EDITORIAL: PTI (Pakistan Tehreek-e-Insaf) is clearly trying to wriggle out of its isolation, moving pieces across the board to get the so-called establishment, along with other premier institutions of the state, to grant it a “level playing field” ahead of the general election.
So, while participants in meetings between the party’s information secretary and the president, and between Shafqat Mehmood and the caretaker information minister, are trying to play them down, enough chatter has reached the press to suggest that efforts are underway, most likely at the behest of PTI chairman Imran Khan, for a “grand national dialogue”.

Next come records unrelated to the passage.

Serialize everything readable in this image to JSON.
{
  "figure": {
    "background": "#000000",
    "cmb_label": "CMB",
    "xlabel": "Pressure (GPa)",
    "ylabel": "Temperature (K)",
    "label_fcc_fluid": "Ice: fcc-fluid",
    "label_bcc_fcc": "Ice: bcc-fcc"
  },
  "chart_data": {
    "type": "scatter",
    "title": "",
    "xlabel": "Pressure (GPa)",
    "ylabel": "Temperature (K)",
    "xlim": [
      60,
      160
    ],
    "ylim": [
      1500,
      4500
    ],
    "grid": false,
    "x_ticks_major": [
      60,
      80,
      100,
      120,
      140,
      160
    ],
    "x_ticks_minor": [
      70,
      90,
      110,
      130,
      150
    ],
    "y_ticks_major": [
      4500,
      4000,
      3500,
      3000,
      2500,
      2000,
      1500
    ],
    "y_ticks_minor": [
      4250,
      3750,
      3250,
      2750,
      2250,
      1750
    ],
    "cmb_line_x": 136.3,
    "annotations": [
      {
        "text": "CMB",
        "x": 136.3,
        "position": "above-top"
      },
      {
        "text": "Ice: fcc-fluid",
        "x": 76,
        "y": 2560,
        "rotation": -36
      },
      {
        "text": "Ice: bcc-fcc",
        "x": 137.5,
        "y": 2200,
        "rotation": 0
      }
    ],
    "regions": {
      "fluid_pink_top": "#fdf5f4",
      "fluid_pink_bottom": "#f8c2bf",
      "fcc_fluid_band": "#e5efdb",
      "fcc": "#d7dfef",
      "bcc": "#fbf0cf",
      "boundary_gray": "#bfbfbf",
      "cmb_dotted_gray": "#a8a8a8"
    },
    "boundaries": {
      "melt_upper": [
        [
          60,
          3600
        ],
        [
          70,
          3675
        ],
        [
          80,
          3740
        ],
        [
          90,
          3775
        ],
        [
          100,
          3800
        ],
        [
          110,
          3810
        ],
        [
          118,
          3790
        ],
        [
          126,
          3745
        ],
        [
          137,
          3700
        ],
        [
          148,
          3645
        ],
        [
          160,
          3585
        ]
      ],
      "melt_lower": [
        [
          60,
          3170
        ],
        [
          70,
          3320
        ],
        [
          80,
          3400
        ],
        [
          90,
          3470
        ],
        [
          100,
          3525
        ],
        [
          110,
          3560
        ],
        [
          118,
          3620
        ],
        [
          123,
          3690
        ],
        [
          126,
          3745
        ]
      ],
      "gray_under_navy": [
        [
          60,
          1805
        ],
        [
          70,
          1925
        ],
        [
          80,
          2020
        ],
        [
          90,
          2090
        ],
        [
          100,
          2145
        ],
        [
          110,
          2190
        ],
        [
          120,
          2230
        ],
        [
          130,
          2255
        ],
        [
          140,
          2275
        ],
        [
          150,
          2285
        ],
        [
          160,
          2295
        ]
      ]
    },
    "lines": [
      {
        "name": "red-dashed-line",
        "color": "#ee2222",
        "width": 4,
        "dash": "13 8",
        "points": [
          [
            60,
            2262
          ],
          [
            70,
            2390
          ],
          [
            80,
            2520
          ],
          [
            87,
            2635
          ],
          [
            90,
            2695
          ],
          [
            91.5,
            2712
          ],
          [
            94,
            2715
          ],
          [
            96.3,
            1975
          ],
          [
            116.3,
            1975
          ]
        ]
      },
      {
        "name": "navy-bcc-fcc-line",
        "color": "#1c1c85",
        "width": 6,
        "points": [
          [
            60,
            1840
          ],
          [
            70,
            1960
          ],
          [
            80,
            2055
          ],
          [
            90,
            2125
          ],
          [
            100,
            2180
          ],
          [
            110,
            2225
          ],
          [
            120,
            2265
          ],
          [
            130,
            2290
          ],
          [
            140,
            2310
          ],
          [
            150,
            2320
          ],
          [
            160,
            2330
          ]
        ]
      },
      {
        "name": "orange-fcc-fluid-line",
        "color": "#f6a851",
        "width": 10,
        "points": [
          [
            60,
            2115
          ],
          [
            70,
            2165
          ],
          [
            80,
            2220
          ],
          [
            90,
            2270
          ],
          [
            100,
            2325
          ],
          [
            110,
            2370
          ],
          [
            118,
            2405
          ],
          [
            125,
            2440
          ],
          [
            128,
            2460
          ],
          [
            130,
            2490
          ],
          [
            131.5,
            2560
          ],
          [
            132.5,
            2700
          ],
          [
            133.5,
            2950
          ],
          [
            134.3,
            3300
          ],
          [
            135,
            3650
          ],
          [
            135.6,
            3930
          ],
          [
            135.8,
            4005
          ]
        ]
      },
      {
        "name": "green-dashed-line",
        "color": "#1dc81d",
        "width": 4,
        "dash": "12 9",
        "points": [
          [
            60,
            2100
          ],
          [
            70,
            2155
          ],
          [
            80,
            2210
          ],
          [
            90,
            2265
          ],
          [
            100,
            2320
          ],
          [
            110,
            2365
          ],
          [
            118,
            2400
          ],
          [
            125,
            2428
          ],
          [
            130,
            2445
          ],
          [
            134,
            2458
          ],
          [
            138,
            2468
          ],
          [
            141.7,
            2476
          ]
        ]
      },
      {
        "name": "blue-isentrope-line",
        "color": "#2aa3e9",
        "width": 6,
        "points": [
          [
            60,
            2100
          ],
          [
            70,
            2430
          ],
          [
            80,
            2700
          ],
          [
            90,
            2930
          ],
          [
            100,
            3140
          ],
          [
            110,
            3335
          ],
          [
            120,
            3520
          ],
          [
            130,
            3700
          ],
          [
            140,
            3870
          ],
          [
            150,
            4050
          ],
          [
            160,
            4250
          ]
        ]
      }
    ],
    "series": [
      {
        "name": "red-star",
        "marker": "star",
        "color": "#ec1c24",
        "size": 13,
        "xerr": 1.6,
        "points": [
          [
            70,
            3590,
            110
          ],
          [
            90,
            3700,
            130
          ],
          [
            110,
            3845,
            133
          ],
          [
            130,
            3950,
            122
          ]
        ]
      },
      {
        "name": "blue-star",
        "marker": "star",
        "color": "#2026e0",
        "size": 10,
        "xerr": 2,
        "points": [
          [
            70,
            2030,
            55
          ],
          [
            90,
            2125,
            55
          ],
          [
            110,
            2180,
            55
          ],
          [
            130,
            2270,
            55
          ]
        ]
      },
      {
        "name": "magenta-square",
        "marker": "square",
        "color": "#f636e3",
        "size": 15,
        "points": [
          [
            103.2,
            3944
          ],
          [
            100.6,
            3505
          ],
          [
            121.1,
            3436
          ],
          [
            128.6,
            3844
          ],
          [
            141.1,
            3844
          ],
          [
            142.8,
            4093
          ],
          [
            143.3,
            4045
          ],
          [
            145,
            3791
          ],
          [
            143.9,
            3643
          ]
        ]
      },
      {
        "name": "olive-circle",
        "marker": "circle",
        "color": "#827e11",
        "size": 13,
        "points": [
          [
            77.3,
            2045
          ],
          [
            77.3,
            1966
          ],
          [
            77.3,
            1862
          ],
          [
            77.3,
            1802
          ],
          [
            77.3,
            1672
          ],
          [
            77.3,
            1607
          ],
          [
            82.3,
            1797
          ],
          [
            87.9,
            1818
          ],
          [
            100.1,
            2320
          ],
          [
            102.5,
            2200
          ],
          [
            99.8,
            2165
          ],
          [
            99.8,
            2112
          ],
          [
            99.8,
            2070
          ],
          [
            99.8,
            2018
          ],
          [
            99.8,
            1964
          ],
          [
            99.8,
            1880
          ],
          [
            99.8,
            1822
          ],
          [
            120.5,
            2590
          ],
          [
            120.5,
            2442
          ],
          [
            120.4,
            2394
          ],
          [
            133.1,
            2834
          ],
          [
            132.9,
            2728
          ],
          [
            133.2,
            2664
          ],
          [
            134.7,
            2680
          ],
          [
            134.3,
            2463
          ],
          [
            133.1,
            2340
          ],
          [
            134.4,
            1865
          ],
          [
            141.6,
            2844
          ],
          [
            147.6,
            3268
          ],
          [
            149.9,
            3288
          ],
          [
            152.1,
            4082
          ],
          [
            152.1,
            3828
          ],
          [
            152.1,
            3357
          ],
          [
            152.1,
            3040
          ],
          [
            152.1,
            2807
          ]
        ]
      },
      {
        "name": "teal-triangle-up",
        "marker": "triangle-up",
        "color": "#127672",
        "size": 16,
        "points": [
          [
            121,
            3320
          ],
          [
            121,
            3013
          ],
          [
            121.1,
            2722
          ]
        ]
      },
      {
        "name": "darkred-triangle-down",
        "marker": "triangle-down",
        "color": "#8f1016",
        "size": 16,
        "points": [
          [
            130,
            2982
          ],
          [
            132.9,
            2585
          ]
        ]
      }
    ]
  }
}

This makes sense. Politics is the art of the possible, after all, and this seems like the moment when PTI is maturing from its earlier refusal to talk to anybody else, no matter how urgent the situation, to one where it accepts the centrality of dialogue in the greater political process. And as the country’s largest and (still) most popular political party, it is well within its rights to demand that “level playing field” so close to the election.
Strangely, though, the caretaker interior minister has thrown a spanner in the works, so to speak, by saying that “there is no room for any dialogue with the attackers and planners of May 9”.
No doubt he was referring to PTI, especially its high command, which would imply that he, at least, has reached the conclusion that everybody being tried for the said attacks is guilty as charged. Yet that contradicts the cardinal rule of “innocent until proven guilty”.
Surely, he’s mindful that as a sitting minister he does not have the luxury of personal opinions, especially on matters of supreme national importance. And, for all intents and purposes, his utterances in fact reflect the official position of the caretaker government; whose number-one responsibility is to ensure “free and fair elections”. But is that really possible when the government acts as judge, jury and executioner even as the honourable courts are going about their business?
There’s also the rather obvious fact that the country is passing through a very fragile situation at the moment. Everybody knows that unprecedented political bitterness, just when the economy was on the brink of complete collapse, almost brought the whole house crashing down just last year.
There’s no denying that PTI played perhaps the biggest role in creating that atmosphere of animosity, but that does not mean it can be sidelined, especially this close to a monumental general election, unless the law says so. And the law hasn’t delivered its final verdict yet.
It’s also true that the country hasn’t, by any stretch of the imagination, successfully negotiated any of its existential crises yet. And, as so often stressed in this space, there is an urgent need for all political parties and all leading institutions to sit together, indeed initiate a “grand national dialogue”, and chart a way forward where nobody disagrees on the most important tasks at hand. For, it would do nobody any good, regardless of who is in jail and who is in power, if the country breaks down and defaults.
There is still time to get the house in order. But that would require everybody in it to play along. And that is not possible without the “level playing field” that PTI is now demanding. Of course, it is ironic that a party deliberately pushing everybody else away not too long ago is now pleading for inclusivity, but that is the long-term nature of politics. And unless other parties, and institutions, also display the maturity needed to appreciate and accept this reality, everybody will suffer in the end.